もっとも、裁判所は一般的に閉鎖的な環境ですので、ご希望に応えられない可能性は高いようです。

逆に言えば調停委員は味方に出来る

調停委員は中立の立場で離婚調停へ臨むので、どちらか一方の味方に偏るということは、まず、ないと心得ておいた方がよいでしょう。しかし、調停委員も人間ですので、どのような印象を与える事ができたかによって、調停の成否に影響を与えることもあります。

例えば、実際の離婚の状況がどうであれ、スーツ姿ではっきりと話ができる方とヨレているカジュアルで話がよく聞き取れない方とでは、明らかに前者の方が印象で有利です。

特に調停委員になるような方たちは、年齢層も高く、社会的身分も高い人間が多いので、身なり、言葉遣い、態度には細心の注意を払って接する必要があります。

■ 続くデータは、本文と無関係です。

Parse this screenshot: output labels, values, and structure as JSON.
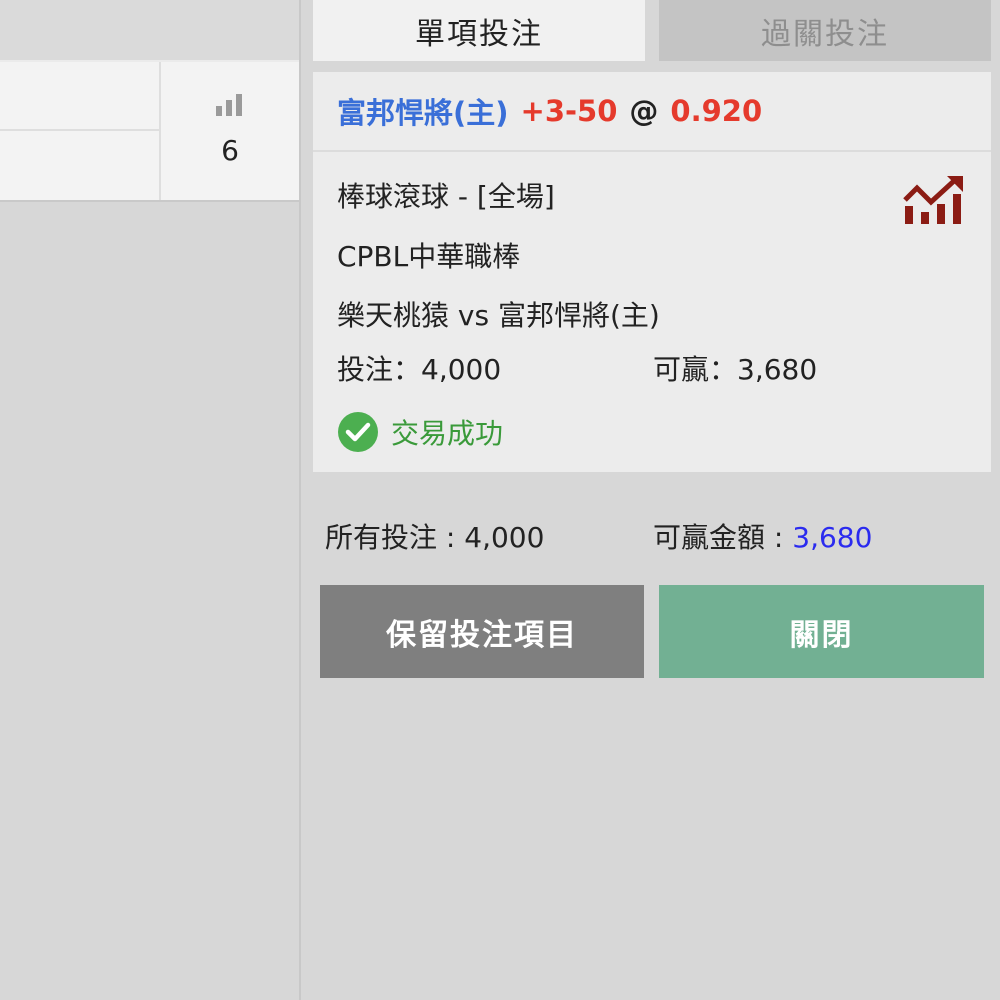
{
  "left": {
    "stat_count": "6",
    "stat_icon": "bar-chart-icon"
  },
  "tabs": {
    "single": "單項投注",
    "parlay": "過關投注"
  },
  "bet": {
    "selection": "富邦悍將(主)",
    "handicap": "+3-50",
    "at": "@",
    "odds": "0.920",
    "market": "棒球滾球 - [全場]",
    "league": "CPBL中華職棒",
    "match": "樂天桃猿 vs 富邦悍將(主)",
    "stake_label": "投注：",
    "stake": "4,000",
    "win_label": "可贏：",
    "win": "3,680",
    "status": "交易成功",
    "trend_icon": "trend-chart-icon",
    "status_icon": "check-circle-icon"
  },
  "totals": {
    "all_stake_label": "所有投注 : ",
    "all_stake": "4,000",
    "win_amount_label": "可贏金額 : ",
    "win_amount": "3,680"
  },
  "buttons": {
    "keep": "保留投注項目",
    "close": "關閉"
  },
  "colors": {
    "selection": "#3a6fd8",
    "odds": "#e53a2c",
    "success": "#3a9a3a",
    "win_amount": "#2b2bef",
    "keep_button": "#7f7f7f",
    "close_button": "#72b093"
  }
}
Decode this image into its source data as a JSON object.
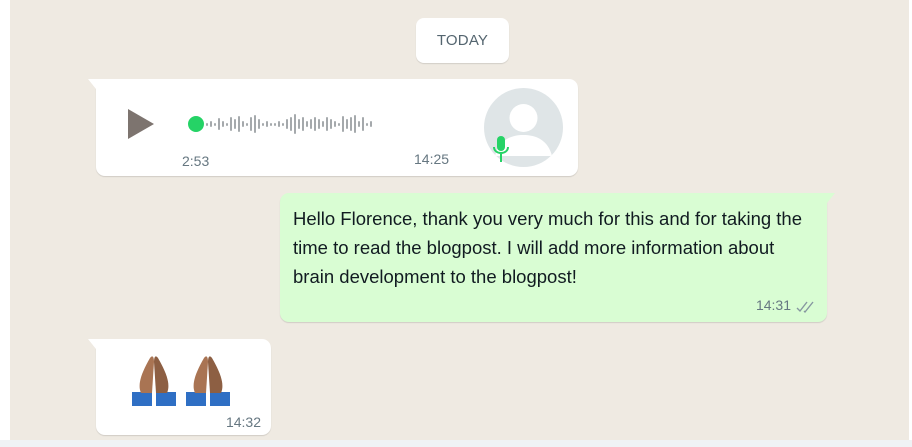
{
  "colors": {
    "chat_background": "#efeae2",
    "incoming_bubble": "#ffffff",
    "outgoing_bubble": "#d9fdd3",
    "accent_green": "#25d366",
    "meta_text": "#667781"
  },
  "date_divider": {
    "label": "TODAY"
  },
  "messages": [
    {
      "type": "voice",
      "direction": "incoming",
      "duration": "2:53",
      "time": "14:25",
      "icons": [
        "play-icon",
        "waveform-icon",
        "default-avatar-icon",
        "microphone-icon"
      ]
    },
    {
      "type": "text",
      "direction": "outgoing",
      "text": "Hello Florence, thank you very much for this and for taking the time to read the blogpost. I will add more information about brain development to the blogpost!",
      "time": "14:31",
      "status_icon": "double-check-icon"
    },
    {
      "type": "emoji",
      "direction": "incoming",
      "content": "🙏🙏",
      "time": "14:32"
    }
  ]
}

印象を良くするためにも、特にコミュニケーション能力を上手く発揮することは重要です。自分のことや離婚のことを説明するにあたり、論理的で説得力のある主張と感情に訴えかける誠意ある態度で状況を具体的に分かって貰えるようにしましょう。

調停委員を味方につける上で、泣き叫ぶとか変わった策略が必要なのではなく、印象とその印象に基づくコミュニケーション能力が勝敗の鍵であると言えます。その点に注意を留めて取り組んでみましょう。

話しながら重要な調停委員を見分けることも肝心

なお調停委員は男女1人ずついます。どちらの調停委員がキーマンかを話していくうちに見分けることが大事です。大事なポイントを話すときはキーマンに、それ以外の話は二人に均等に話を振るようにしましょう。

ひとりとだけ話していると、もうひとりから冷たい視線を送られこともあります。基本的に調停委員から振られる話に関しては、全て真剣に話を聴き、相槌を適度に打つなど聴く姿勢を保ちましょう。

話をしている際に、離婚の相手方は同席しませんが、相手方は、あなたのことをこう言っているが、本当か、など質問されることもあります。

その際に、相手が腹立たしいことを主張していたとしても、挑発に乗らないで、調停委員の話に静かに耳を傾けるようにしましょう。その際には、取り乱して声を荒げたりなど興奮しないように気をつけましょう。